Related resource: Top 10 Best Online Master of Accounting Degree Programs

Eliminating Tedium

In the usual production process, costs have to be accurately tracked from beginning to end. With the backflush, the entire cost tracking process can be entirely eliminated altogether.

Rather than having to manually track each costing shift throughout the entire process, the backflush method completely automates the affair. Not only is the tracking automated, but it’s held off until the very end of the process entirely.

Generally Accepted Accounting Principles (GAAP) Adherence

With the backflush method in place, accounting usually becomes far less of a hassle than otherwise; however, not every business model leaves room for backflushing to be put into play. The ability to implement backflushing depends on whether or not it adheres to GAAP.

GAAP are the basic regulating principles for companies to follow when it’s time for financial statements to be processed. GAAP contain a number of general guidelines for companies to follow whenever reporting their accounting information. Also included in GAAP are hard-outlined standards that policy boards mandate full compliance with.

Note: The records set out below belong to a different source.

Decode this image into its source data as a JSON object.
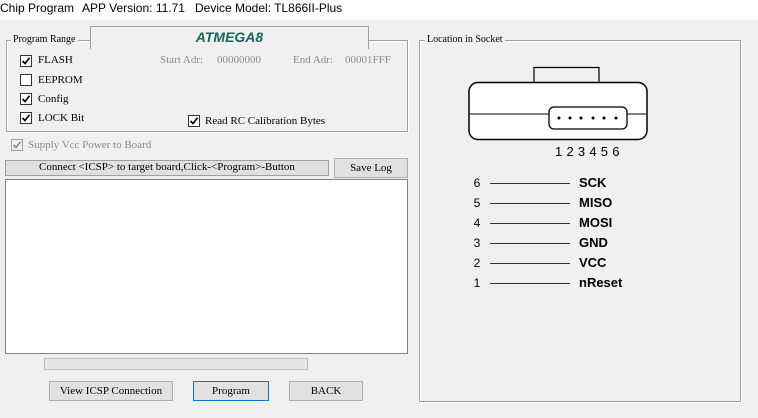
{
  "window": {
    "title": "Chip Program",
    "app_version": "APP Version: 11.71",
    "device_model": "Device Model: TL866II-Plus"
  },
  "program_range": {
    "legend": "Program Range",
    "chip_name": "ATMEGA8",
    "options": [
      {
        "label": "FLASH",
        "checked": true
      },
      {
        "label": "EEPROM",
        "checked": false
      },
      {
        "label": "Config",
        "checked": true
      },
      {
        "label": "LOCK Bit",
        "checked": true
      }
    ],
    "start_adr_label": "Start Adr:",
    "start_adr_value": "00000000",
    "end_adr_label": "End Adr:",
    "end_adr_value": "00001FFF",
    "rc_calibration": {
      "label": "Read RC Calibration Bytes",
      "checked": true
    }
  },
  "supply_vcc": {
    "label": "Supply Vcc Power to Board",
    "checked": true,
    "disabled": true
  },
  "status_message": "Connect <ICSP> to target board,Click-<Program>-Button",
  "save_log_label": "Save Log",
  "log_text": "",
  "progress": 0,
  "buttons": {
    "view_icsp": "View ICSP Connection",
    "program": "Program",
    "back": "BACK"
  },
  "socket": {
    "legend": "Location in Socket",
    "pin_numbers": "1 2 3 4 5 6",
    "pins": [
      {
        "num": "6",
        "name": "SCK"
      },
      {
        "num": "5",
        "name": "MISO"
      },
      {
        "num": "4",
        "name": "MOSI"
      },
      {
        "num": "3",
        "name": "GND"
      },
      {
        "num": "2",
        "name": "VCC"
      },
      {
        "num": "1",
        "name": "nReset"
      }
    ]
  }
}
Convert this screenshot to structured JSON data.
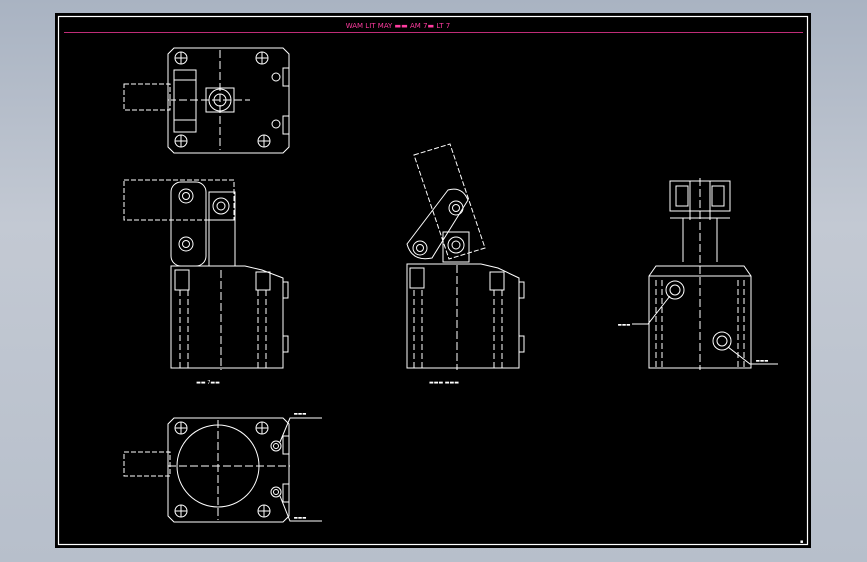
{
  "drawing": {
    "title": "WAM LIT MAY  ▬▬ AM 7▬ LT 7",
    "view_label_front": "▬▬ 7▬▬",
    "view_label_open": "▬▬▬ ▬▬▬",
    "port_label_left": "▬▬▬",
    "port_label_right": "▬▬▬",
    "port_label_top": "▬▬▬",
    "port_label_bottom": "▬▬▬",
    "sheet_mark": "▪"
  },
  "colors": {
    "background": "#000000",
    "line": "#ffffff",
    "title": "#ff3ca0",
    "title_rule": "#ff3ca0"
  }
}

Any time that a company’s financial statements are distributed outside of the company itself, GAAP must be complied with. If a company’s stock happens to be publicly traded, then it’s even more essential for the company to ensure that it remains with U.S. Securities and Exchange Commission (SEC) compliance.

Potential Disadvantages

Using a backflush model can bring about some very helpful benefits in terms of efficiency, but depending on the specific circumstances, it isn’t without a potential drawback.

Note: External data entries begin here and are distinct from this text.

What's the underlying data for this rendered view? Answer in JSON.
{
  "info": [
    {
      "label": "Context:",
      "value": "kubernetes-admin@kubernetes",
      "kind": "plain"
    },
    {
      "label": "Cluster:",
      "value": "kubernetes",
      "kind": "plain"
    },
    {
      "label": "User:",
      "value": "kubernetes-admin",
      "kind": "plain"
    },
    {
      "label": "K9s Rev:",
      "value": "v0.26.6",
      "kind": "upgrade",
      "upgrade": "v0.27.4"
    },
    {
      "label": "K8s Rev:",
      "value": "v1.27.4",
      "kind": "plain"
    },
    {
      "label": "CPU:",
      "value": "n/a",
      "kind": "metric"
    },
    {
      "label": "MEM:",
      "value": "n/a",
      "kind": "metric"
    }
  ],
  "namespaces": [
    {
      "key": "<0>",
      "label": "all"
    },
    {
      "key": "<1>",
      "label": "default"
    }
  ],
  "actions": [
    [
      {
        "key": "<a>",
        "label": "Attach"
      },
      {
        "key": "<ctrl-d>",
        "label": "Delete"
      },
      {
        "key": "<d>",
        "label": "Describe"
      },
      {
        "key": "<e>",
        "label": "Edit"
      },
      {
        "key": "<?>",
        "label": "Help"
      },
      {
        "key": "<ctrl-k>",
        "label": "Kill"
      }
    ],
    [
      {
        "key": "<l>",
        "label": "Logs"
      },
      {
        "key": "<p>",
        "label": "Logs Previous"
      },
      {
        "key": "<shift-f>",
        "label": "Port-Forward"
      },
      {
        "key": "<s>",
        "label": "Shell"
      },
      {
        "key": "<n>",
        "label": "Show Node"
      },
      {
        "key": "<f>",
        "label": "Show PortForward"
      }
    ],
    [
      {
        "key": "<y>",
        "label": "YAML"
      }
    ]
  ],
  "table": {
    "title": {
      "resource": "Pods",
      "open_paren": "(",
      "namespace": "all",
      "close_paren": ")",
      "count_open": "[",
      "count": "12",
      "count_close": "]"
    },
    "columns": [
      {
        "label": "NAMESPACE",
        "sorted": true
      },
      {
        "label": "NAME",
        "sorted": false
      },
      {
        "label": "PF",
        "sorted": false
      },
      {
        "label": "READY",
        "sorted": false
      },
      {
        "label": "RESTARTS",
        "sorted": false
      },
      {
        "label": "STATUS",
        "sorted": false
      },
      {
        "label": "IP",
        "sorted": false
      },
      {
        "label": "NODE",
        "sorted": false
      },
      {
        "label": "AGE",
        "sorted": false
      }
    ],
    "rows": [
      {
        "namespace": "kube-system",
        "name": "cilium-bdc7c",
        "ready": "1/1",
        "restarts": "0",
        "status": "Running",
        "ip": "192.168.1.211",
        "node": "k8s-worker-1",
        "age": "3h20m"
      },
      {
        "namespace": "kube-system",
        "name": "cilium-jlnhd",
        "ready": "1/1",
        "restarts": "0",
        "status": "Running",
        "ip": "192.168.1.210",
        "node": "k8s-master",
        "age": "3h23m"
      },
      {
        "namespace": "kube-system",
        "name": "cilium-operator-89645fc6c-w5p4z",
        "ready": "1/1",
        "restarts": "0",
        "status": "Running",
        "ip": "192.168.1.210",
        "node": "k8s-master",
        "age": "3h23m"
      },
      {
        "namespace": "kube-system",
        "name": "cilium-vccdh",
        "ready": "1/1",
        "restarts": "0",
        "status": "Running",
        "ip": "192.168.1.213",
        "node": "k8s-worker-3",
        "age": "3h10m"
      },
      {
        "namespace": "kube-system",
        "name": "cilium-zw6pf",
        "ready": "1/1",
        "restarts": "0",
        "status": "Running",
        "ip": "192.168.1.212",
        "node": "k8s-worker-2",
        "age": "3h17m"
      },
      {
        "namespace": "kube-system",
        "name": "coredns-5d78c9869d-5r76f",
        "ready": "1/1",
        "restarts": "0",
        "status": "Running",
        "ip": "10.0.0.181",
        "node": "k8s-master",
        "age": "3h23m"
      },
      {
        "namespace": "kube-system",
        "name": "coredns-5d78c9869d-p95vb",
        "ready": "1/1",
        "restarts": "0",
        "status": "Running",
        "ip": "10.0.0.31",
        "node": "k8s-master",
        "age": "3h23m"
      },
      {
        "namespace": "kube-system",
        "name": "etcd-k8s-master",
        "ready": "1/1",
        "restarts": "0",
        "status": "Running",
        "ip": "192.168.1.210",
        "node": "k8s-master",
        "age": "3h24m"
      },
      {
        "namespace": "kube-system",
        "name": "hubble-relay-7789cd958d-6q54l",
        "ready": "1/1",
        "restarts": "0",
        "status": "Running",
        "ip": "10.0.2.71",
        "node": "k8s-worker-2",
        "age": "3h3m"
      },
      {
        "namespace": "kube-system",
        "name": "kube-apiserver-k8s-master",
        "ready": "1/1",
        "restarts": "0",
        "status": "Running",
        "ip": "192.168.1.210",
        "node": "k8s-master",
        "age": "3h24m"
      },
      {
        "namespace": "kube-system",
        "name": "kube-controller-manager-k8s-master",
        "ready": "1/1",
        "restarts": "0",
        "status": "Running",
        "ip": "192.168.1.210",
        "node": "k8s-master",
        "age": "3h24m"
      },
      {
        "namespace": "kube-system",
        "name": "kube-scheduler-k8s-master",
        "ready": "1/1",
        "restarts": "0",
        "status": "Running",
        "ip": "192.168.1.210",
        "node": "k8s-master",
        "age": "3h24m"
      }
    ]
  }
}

For some companies, the fact that the backflush method necessarily excludes an audit trail could be more disadvantageous than not. An audit trail could be considered a trail of “bread crumbs” that lead back to the original source of all accounting data accrued over the course of the manufacturing process.

In a backflush model, there is no sequential trail of data leading back to any original source over the course of the manufacturing process. If a company has to reconstruct its trades in order to test whether or not accounting data is completely accurate, a comprehensive audit trail will be necessary.

Conclusion

Traditional costing systems, by nature, leave a far wider margin of error than backflush accounting models do. Rather than leaving costing accuracy up to the mercy of human attention spans, backflush accounting uses computerized efficiency to keep things simple, swift and sweet.